By the mid to late 1980s and early 1990s there was great optimism for the PRC. Deng Xiaoping, China’s new primary leader, led numerous reforms that increased economic freedom in China and spurred hope for political freedom as well. Those hopes were quashed in the blood of the Tiananmen Square massacres in 1989, but the spark still remained.
The next two and a half decades actually saw enormous, optimistic, bold and serious moves towards political freedoms in the PRC – a “Glasnost” of sorts – even under the boot of the Communist Party is China still. Powered by the Internet, countless billions in foreign investment and international corporate activity, major freedom of travel, a move towards “leadership by committee and consensus,” and increasing internal pro-US sentiment, many began to refer to China as a capitalist country but only in name still Communist.
That unfortunately reversed in dramatic and painful fashion in just mostly this past half decade, reflecting how sensitive liberty in a nation without engrained checks and balances is and how quick it can revert to restricting freedom and human rights. The Internet in the PRC has become a censored Swiss-cheese web and a tool for citizen monitoring. Foreign companies have faced an uncertain environment as perceived openings by the PRC have been shaky. Anti-US activities have increased dramatically, as the PRC seeks to build out its own international network – sometimes and often in cooperation with the Russian Federation – to the US and free world.
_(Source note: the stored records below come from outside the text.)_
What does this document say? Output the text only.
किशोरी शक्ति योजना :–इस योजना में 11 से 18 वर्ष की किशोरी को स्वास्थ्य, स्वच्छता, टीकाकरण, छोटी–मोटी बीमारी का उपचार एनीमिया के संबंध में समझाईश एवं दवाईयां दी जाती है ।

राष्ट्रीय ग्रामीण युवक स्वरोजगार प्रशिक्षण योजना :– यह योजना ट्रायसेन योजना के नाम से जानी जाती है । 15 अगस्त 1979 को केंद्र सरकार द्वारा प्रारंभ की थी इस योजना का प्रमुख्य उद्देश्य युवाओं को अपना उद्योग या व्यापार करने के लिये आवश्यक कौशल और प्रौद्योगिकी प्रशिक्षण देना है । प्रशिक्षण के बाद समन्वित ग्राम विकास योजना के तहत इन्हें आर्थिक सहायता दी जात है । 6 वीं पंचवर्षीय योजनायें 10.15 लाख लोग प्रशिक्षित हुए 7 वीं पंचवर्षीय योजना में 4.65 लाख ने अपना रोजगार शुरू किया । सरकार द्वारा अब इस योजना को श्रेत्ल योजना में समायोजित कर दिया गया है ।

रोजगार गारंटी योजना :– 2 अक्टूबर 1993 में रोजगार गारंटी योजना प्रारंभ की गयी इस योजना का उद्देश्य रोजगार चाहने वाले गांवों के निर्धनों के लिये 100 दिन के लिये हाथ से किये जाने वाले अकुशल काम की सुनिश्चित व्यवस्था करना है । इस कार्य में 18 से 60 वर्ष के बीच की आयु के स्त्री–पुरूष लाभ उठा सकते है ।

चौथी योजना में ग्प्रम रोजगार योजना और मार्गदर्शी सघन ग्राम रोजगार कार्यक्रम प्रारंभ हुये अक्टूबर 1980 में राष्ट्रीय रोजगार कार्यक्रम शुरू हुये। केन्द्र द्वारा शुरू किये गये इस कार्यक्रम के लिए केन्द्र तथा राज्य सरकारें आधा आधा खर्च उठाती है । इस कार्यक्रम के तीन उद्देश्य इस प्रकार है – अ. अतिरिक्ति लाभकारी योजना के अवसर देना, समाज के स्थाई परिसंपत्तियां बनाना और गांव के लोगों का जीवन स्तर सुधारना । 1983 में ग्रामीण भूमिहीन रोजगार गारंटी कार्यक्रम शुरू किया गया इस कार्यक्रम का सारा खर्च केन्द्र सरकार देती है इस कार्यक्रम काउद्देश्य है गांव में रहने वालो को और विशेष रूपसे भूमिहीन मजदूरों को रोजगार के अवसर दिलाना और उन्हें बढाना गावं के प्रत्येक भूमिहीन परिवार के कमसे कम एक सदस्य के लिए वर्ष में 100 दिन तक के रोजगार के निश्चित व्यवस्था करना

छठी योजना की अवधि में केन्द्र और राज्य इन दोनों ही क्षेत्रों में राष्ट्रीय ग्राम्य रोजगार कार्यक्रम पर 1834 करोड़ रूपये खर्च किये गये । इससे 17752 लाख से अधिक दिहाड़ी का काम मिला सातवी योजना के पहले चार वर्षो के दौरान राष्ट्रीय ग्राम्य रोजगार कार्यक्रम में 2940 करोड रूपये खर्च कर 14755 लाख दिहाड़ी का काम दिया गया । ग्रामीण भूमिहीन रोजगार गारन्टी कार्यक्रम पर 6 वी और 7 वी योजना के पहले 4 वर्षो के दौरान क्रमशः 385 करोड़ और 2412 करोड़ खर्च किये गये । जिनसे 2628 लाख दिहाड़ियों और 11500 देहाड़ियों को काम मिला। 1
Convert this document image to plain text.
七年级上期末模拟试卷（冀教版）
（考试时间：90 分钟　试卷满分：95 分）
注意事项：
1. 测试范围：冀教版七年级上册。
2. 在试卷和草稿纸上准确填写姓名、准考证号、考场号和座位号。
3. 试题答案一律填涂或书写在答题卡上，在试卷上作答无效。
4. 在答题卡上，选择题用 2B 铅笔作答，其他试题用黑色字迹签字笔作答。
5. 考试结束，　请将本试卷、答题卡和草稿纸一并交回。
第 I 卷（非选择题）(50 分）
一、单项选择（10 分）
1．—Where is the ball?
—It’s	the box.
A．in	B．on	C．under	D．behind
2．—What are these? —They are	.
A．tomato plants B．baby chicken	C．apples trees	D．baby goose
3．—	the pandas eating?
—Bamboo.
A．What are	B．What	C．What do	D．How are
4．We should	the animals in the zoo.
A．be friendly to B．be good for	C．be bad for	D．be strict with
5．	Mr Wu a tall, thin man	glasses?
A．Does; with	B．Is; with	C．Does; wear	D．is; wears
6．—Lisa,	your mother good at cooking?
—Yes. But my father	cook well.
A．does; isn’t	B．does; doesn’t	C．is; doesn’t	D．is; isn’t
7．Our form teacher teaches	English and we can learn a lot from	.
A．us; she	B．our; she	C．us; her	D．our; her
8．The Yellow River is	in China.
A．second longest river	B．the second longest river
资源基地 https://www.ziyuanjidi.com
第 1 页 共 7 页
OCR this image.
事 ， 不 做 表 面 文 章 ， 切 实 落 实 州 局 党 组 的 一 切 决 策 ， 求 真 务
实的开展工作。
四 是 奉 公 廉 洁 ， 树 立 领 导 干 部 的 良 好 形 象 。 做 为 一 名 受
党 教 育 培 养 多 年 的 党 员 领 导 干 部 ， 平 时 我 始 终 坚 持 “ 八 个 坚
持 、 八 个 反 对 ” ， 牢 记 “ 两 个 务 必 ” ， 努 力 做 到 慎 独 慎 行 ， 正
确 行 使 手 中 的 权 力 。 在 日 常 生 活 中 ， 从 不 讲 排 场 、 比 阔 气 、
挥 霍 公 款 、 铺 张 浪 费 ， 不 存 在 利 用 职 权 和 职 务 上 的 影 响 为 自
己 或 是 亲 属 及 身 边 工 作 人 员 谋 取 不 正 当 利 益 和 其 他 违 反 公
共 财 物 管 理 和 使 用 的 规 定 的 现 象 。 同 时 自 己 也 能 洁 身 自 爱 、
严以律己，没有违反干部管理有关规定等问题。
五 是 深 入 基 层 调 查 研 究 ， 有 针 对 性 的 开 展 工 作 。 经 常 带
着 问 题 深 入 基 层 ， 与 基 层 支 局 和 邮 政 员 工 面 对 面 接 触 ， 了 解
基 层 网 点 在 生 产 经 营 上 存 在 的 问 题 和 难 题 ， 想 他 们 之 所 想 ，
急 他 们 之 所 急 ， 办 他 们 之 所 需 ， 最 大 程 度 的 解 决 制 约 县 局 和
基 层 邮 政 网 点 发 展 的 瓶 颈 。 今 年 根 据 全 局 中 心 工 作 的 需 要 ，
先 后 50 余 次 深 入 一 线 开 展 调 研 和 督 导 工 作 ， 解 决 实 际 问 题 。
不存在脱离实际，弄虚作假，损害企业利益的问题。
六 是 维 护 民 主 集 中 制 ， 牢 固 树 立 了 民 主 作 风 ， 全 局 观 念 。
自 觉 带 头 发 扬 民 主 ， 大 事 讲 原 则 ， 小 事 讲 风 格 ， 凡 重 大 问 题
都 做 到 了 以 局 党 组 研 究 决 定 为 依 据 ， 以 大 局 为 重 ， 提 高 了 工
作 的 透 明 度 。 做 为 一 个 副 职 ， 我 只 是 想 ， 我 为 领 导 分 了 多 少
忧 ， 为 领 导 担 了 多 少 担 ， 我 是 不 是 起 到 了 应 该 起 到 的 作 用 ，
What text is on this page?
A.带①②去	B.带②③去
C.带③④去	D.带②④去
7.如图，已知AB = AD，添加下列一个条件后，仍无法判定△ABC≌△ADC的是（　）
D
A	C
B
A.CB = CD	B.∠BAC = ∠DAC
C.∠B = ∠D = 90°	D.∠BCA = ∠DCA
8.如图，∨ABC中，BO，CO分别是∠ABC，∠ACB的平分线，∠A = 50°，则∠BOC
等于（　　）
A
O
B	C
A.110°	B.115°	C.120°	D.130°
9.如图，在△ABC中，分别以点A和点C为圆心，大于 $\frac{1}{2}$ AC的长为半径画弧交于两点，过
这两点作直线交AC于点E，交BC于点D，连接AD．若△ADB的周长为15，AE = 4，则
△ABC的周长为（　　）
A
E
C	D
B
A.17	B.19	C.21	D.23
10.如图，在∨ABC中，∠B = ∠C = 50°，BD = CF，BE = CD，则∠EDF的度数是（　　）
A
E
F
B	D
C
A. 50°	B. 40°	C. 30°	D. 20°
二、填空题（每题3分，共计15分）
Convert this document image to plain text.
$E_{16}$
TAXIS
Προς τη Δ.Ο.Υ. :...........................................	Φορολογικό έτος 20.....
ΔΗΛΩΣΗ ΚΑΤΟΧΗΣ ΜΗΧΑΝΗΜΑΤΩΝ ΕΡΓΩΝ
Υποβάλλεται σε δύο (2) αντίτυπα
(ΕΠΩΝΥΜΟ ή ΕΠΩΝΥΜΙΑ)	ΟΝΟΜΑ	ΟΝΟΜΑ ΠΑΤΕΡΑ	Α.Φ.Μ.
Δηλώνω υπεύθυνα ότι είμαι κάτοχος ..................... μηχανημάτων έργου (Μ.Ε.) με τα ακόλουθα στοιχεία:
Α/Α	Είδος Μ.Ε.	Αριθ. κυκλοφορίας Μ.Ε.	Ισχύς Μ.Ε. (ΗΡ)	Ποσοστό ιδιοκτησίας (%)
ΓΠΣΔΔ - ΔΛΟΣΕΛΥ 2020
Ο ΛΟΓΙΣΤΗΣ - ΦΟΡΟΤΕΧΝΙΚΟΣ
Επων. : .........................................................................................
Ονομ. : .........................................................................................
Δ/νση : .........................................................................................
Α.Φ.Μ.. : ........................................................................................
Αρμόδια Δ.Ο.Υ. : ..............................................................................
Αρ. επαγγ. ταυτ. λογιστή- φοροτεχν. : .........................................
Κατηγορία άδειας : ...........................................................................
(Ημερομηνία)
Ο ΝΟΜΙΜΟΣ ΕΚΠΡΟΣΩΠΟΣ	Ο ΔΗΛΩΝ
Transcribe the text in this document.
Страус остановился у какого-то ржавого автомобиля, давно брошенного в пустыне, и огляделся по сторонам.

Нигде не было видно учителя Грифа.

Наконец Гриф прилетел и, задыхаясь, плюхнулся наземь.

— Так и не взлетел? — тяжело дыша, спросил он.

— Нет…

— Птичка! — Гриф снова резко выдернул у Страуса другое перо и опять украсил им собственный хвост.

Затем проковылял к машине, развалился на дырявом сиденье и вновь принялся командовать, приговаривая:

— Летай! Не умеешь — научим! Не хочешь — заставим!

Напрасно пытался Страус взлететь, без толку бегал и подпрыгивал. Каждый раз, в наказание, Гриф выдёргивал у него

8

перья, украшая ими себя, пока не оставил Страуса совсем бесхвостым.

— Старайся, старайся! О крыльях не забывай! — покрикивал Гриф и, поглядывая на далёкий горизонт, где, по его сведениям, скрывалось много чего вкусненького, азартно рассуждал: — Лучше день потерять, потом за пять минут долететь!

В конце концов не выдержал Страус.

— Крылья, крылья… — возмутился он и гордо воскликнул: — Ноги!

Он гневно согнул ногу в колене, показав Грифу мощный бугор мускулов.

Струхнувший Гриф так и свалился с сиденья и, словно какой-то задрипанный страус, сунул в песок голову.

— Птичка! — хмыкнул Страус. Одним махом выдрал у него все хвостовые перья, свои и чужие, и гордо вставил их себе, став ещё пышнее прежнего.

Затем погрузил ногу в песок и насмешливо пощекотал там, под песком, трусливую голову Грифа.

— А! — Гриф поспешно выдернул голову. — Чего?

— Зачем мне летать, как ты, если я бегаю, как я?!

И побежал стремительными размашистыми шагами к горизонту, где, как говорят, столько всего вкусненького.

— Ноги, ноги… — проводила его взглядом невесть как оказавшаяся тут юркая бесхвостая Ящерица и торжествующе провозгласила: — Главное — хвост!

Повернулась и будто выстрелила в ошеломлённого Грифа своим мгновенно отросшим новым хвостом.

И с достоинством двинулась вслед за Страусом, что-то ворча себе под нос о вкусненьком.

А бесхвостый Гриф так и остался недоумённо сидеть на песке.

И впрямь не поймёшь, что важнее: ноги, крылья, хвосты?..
This has all created a difficult situation for the United States. The last few decades have seen enormous exchange and interconnection that is difficult to unravel yet is increasingly posing serious security and economic challenges. The increasingly faint hope, for now at least, of a Free China – and accordingly balancing between containment and detente – is hard to approximate exactly.
Whatever the case, we are at a pivotal point for US-China relations and what will undoubtedly be one of the most defining – and challenging – relationships of the 21st century. Our nation must remain clear eyed on what the PRC is and the complexity of its, and ours, past, present, and future.
— Erich Reimer is a Captain in the United States Army. He previously served as a government affairs lawyer and media commentator. Views expressed are his own and not those of the Department of Defense.